Pada detik terakhir satu bayangan kuning, bayangan manusia yang menyambar bagaikan kilat berkelebat dan merampas golok Ciu Tian. Sehabis menolong si sembrono tubuh orang itu melesat lagi, mementang lima jari tangan kanan yang lalu ditancapkan kekepala Cie Jiak. Dalam serangan itu ia menggunakan gerakan yang menyerupai gerakan Song Ceng Su, pada waktu pemuda itu membinasakan tetua kaypang. Waktu diserang jari2 tangan Cie Jiak hanya terpisah kira2 satu kaki dari batik kepala Cia Sun. Tapi sebab serangan itu ia datang dengan kecepatan luar biasa, ia tidak keburu lagi turun tangan jahat terhadap Cia Sun dna untuk menolong jiwa sendiri, ia terpaksa lantas saja menangkis.
Kekuatan lweekang Bu Kie tidak kalah dari ketiga lawannya. Ia hanya kalah dalam ilmu, "melupakan segala apa". Ia belum bisa menulikan kuping dan membutakan mata terhadap segala sesuatu. Maka itu, ancaman Cie Jiak terhadap Cia Sun dan gangguan Ciu Tian terhadap ketiga pendeta telah memecahkan pemusatan pikirannya. Ia sudah pusing dan beberapa detik lagi ia akan muntah darah.

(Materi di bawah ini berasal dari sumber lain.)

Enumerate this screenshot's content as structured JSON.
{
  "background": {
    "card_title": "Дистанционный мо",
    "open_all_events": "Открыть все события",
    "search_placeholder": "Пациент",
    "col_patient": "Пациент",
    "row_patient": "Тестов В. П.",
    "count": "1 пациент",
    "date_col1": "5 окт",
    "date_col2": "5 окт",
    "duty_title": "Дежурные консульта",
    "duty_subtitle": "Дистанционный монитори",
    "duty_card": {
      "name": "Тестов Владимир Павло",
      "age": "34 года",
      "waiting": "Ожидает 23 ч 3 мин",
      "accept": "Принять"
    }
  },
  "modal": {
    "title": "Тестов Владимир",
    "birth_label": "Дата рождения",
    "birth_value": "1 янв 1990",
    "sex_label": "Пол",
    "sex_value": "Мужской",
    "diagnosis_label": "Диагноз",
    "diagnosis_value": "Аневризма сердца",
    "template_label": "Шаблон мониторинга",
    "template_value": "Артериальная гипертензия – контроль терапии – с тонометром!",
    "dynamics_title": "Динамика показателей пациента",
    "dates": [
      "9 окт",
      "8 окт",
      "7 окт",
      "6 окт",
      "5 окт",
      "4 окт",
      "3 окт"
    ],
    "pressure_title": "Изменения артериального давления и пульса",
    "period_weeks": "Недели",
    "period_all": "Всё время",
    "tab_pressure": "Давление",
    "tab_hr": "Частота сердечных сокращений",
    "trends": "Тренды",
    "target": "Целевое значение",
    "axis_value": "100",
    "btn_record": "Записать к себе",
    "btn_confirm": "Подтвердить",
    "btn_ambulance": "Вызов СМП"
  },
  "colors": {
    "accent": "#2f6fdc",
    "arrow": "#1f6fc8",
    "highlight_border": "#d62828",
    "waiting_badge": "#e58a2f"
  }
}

Syukur beribu syukur pada saat yang sangat berbahaya, bayangan kuning itu bukan lain daripada nona baju kuning menolong Ciu Tian dan Cia Sun.
Begitu lekas hatinya mantap, lweekang Bu Kie lantas saja bertambah, sehingga pertandingan sekali lagi jadi berimbang. Bertambahnya lweekang Bu Kie tapi sesudah lweekangnya bertambah, Bu Kie tidak balas menyerang dan hanya mempertahankan diri. Itulah kesempatan yang paling baik untuk menyudahi keadaan, "menunggang harimau" dari kedua belah pihak. Dengan perkataan lain, perubahan tenaga dalam itu merupakan kesempatan untuk masing2 menarik pulang lweekang dan menghentikan pertandingan.
Ketiga pendeta itu yang perasaannya dapat dihubungkan satu sama lain tanpa bicara (secara telepati) lantas saja menarik pulang sebagian tenaga2 mereka. Bu Kie girang dan segera menarik pulang sebagian lweekangnya. Demikianlah, sebagian demi sebagian kedua belah pihak memperkurang tenaga dalam mereka dan kira2 seminuman teh, pertandingan sudah dapat dihentikan. Keempat jago itu tertawa terbahak2. Bu Kie menyoja sampai kedua tangannya menyentuh bumi dan ketiga pendeta itu membalas hormat dengan merangkap kedua tangan mereka.
Ketika itu si baju kuning sudah bertempur hebat dengan Ciu Cie Jiak. Meskipun Cie Jiak menggunakan dua senjata dan lawannya bertangan kosong, ia kelihatan keteter. Ilmu silat si baju kuning menyerupai ilmunya Cie Jia. Perbedaannya hanya terletak pada cara bergeraknya si baju kuning lurus bersih, sedang Cie Jiak "sesat bernada iblis". Kalau mau diperumpamakan, yang satu bagaikan dewi, yang lain bagaikan memedi. Dengan sekali lirik saja Bu Kie sudah tahu bahwa si baju kuning lebih unggul dan ayah angkatanya berada dalam keselamatan. Dalam pertempuran itu, si baju kuning tidak lantas turunkan pukulan yang memutuskan dan ia seoalh2 mau mengunjuk kepada lawannya, bahwa kepandaian lawan itu masih terlalu cetek. Kalau mau, dalam beberapa gebrakan saja, ia sudah bisa merobohkan Cie Jiak.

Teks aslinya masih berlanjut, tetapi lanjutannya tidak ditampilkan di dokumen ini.